A friend of mine from my dog sport days, Iva was in Thoroughbreds before dogs. In fact, she went to jockey school in her native Czechoslovakia. In addition to training as a jockey, she owned a few Thorougbreds through the years including one that she bred and foaled on Valentines Day 2001. Czech Valentine, aka Toad, was her baby and she raised, trained, and raced him.
When her life changed with a divorce and she could no longer keep Toad, he went on free lease three years ago to a supposed good home. This is Toad at the new home when Iva last saw him.
The new home decided they couldn't use Toad anymore and apparently just stopped feeding him. This is how Toad looked when he came back to Iva this Spring.
You can imagine her heartbreak.
Iva is still not in a position to keep Toad herself but wants to be sure he is taken care of, I was honored when she asked if he could come here to me. He is sound, sane, and has a lot more years of not just life but active use left. He enjoys a job and is very easy on the eyes. All Iva had to do was feed him and he regained his previous state in no time, obviously not having a medical issue that contributed to his appalling condition and he passed vet exam with no issue.
I took the drive to meet Toad in person, he charmed his way to me pretty quick and let the little kids mug him. He's a typical big silly boy, he last measured 17 hands at 2 years of age and I'm pretty sure he's bigger than that. He responded well to me on the ground and Iva shared every detail of his life.

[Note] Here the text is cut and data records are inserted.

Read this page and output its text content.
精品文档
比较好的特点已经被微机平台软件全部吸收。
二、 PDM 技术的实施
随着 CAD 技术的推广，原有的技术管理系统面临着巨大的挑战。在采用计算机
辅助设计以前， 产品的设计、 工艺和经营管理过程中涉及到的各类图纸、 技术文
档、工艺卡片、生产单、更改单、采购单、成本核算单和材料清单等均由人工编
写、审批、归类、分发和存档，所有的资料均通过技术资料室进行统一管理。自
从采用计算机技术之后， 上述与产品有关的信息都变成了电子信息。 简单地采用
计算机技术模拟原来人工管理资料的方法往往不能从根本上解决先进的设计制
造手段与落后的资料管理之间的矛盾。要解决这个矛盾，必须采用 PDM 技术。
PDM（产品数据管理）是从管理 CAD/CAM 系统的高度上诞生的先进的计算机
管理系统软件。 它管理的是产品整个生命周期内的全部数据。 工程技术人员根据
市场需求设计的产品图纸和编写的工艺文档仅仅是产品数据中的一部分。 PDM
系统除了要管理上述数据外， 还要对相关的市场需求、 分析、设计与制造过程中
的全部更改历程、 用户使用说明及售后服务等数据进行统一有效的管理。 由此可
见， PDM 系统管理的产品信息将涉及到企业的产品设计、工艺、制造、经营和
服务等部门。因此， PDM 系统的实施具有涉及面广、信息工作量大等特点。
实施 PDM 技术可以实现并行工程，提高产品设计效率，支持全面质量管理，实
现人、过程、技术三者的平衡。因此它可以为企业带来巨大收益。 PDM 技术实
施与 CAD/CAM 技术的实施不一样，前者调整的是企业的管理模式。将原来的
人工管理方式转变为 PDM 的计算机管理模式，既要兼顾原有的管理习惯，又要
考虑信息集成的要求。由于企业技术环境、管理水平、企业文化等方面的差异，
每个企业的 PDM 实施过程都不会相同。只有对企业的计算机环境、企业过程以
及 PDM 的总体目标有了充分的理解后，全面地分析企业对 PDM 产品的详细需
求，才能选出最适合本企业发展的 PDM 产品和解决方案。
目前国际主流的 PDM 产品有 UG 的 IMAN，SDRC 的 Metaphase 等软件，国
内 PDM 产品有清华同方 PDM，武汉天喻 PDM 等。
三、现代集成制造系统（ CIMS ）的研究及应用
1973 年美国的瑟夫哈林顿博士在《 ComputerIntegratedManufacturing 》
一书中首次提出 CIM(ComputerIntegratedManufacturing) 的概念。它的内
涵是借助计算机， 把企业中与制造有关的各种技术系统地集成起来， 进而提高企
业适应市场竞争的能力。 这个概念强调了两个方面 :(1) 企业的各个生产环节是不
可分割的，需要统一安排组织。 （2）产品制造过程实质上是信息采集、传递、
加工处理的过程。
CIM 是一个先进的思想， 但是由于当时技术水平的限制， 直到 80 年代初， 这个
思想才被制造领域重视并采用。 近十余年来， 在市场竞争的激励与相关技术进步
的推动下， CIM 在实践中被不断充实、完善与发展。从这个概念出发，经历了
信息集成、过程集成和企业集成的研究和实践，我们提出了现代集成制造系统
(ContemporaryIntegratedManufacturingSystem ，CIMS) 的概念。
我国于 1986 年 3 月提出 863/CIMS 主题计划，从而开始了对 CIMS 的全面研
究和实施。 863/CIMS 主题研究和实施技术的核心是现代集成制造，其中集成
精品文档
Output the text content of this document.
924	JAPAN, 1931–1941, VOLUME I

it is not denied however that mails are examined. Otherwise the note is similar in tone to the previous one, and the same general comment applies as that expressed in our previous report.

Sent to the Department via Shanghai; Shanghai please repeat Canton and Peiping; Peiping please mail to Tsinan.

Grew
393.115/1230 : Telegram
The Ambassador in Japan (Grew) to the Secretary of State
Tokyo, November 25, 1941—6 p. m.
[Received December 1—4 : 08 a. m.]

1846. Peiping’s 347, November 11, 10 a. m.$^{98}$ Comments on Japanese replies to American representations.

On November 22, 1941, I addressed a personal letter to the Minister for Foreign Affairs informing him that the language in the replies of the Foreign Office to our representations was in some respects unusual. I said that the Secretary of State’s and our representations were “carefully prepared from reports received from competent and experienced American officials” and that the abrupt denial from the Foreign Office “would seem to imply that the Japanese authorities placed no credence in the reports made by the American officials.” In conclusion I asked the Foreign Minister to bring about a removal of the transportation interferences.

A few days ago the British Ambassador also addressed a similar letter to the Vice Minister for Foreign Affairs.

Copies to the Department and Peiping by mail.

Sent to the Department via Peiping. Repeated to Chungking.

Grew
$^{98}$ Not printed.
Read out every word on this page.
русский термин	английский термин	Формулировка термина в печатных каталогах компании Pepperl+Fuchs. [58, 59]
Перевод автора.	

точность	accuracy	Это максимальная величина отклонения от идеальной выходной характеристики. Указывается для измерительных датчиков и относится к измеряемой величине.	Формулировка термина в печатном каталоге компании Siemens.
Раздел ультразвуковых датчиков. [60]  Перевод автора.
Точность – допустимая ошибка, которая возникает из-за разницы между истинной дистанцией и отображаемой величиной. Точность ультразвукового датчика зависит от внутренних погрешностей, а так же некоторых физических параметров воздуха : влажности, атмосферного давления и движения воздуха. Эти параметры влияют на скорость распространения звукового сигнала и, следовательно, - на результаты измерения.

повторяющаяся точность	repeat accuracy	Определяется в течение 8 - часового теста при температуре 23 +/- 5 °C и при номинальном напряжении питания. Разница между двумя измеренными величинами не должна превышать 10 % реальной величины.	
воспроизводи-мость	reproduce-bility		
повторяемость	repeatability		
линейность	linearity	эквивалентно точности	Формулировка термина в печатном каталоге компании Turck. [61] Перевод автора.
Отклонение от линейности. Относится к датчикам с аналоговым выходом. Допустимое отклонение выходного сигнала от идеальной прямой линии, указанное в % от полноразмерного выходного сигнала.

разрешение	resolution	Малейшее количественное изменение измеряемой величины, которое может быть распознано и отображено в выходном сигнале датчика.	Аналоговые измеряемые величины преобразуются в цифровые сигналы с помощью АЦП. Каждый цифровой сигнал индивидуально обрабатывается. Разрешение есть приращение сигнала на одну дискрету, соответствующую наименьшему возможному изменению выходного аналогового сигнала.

Czech Valentine ran 22 starts and earned just over $30,000. He has Timeless Native as a grandsire on his dam's side, Mr Prospector on his sire's side by way of Fappiano. Most of his blood history crossses back to Native Dancer (by way of Raise a Native).
So Toad will come and do a trial run here starting in a few weeks, hopefully getting along with Whisper. I'm not concerned with him fitting in with the boys at all, just my girl. I'm going to try very hard to call him Toad, though I may fall into calling him Czech (the track called him Big Czech) because he is just so lovely to look at and Toad is hard to pair with his pretty face. Iva gave him the nickname when he was little and into absolutely every bit of trouble he could find.
It'll be nice to have another sound horse around the place, another mouth to help crop back my ridiculously high pasture grass, and a back-up horse should Bandon need months off to grow hoof if the last round of plates don't stay on his feet. It's also nice to know we are helping a horse and a friend.
1 comment:
This is so exciting! I'm happy for you, for Toad and for Iva. I know her heart is singing for him to have such a great place to live!